A Category A ticket to last year’s Rugby World Cup final cost around R16 800.

What South Africans will also want to know is whether they will get bang for their buck. In short‚ the series will pit the Rugby World Cup holders against a team comprising the best of Britain and Ireland who have not lost a series since they last toured here in 2009.

That in itself has blockbusting promise.

The fact that the Lions tours are on the endangered list should also factor into locals’ deliberations. They no longer hold the providence it once did on the game’s calendar.

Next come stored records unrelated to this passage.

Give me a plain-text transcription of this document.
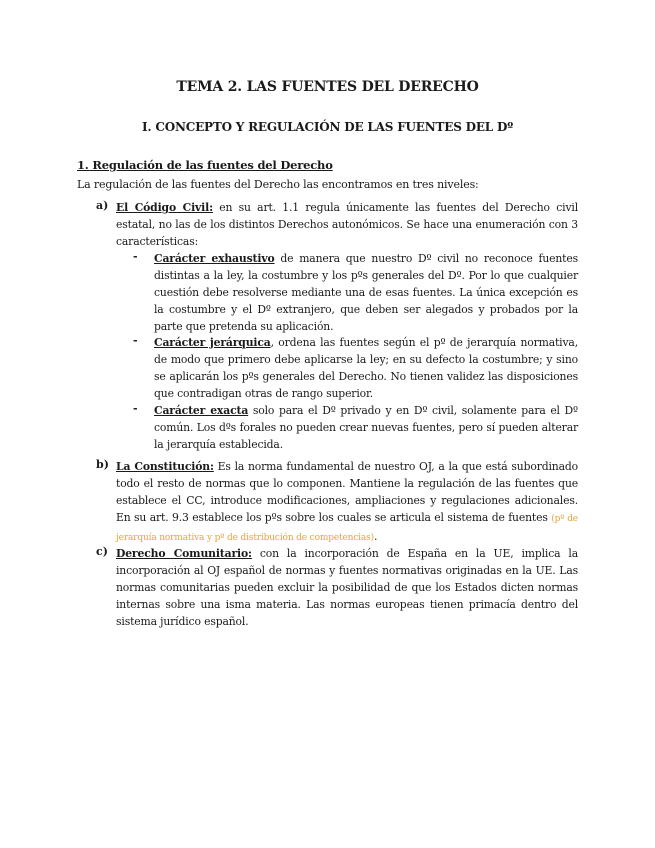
TEMA 2. LAS FUENTES DEL DERECHO
I. CONCEPTO Y REGULACIÓN DE LAS FUENTES DEL Dº
1. Regulación de las fuentes del Derecho
La regulación de las fuentes del Derecho las encontramos en tres niveles:
a) El Código Civil: en su art. 1.1 regula únicamente las fuentes del Derecho civil estatal, no las de los distintos Derechos autonómicos. Se hace una enumeración con 3 características:
- Carácter exhaustivo de manera que nuestro Dº civil no reconoce fuentes distintas a la ley, la costumbre y los pºs generales del Dº. Por lo que cualquier cuestión debe resolverse mediante una de esas fuentes. La única excepción es la costumbre y el Dº extranjero, que deben ser alegados y probados por la parte que pretenda su aplicación.
- Carácter jerárquica, ordena las fuentes según el pº de jerarquía normativa, de modo que primero debe aplicarse la ley; en su defecto la costumbre; y sino se aplicarán los pºs generales del Derecho. No tienen validez las disposiciones que contradigan otras de rango superior.
- Carácter exacta solo para el Dº privado y en Dº civil, solamente para el Dº común. Los dºs forales no pueden crear nuevas fuentes, pero sí pueden alterar la jerarquía establecida.
b) La Constitución: Es la norma fundamental de nuestro OJ, a la que está subordinado todo el resto de normas que lo componen. Mantiene la regulación de las fuentes que establece el CC, introduce modificaciones, ampliaciones y regulaciones adicionales. En su art. 9.3 establece los pºs sobre los cuales se articula el sistema de fuentes (pº de jerarquía normativa y pº de distribución de competencias).
c) Derecho Comunitario: con la incorporación de España en la UE, implica la incorporación al OJ español de normas y fuentes normativas originadas en la UE. Las normas comunitarias pueden excluir la posibilidad de que los Estados dicten normas internas sobre una isma materia. Las normas europeas tienen primacía dentro del sistema jurídico español.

As much as it is revered by those involved in them‚ they are like the fabulously festive uncle that stops by with a bulging duffel bag and then disappears as if he’s a leap year.

Rugby’s much mooted Global calendar is being shaped and what paw print Lions tours will have on them remains to be seen.

Over the last few decades almost all the energy and hype on Lions’ tours have gone into the Test matches. Commercially‚ midweek matches‚ we are told‚ have become a hard sell for broadcasters. On an increasingly congested calendar it is no surprise Lions tours have become more of a city hop than a safari.

In 1980 Bill Beaumont’s Lions played 18 matches‚ on their next visit to South Africa they played 13‚ while on their last visit in 2009 they ran out 10 times.

Next year’s tour features only eight matches. You can see where this is heading.

Lions tours may not be what they used to be but when you watch them you are left with the sense you’re getting a slice of history.

The fact is Lions’ tours are the stuff of legend. They tie us to the sport’s past like no other team’s steam boat or jet setting odysseys.

They conjure images of camaraderie and combat‚ brotherhood and blood‚ mischief and menace‚ revelling and reverie. Lions’ tours transport us to a time when the clock seemed to stand still and only the moment mattered.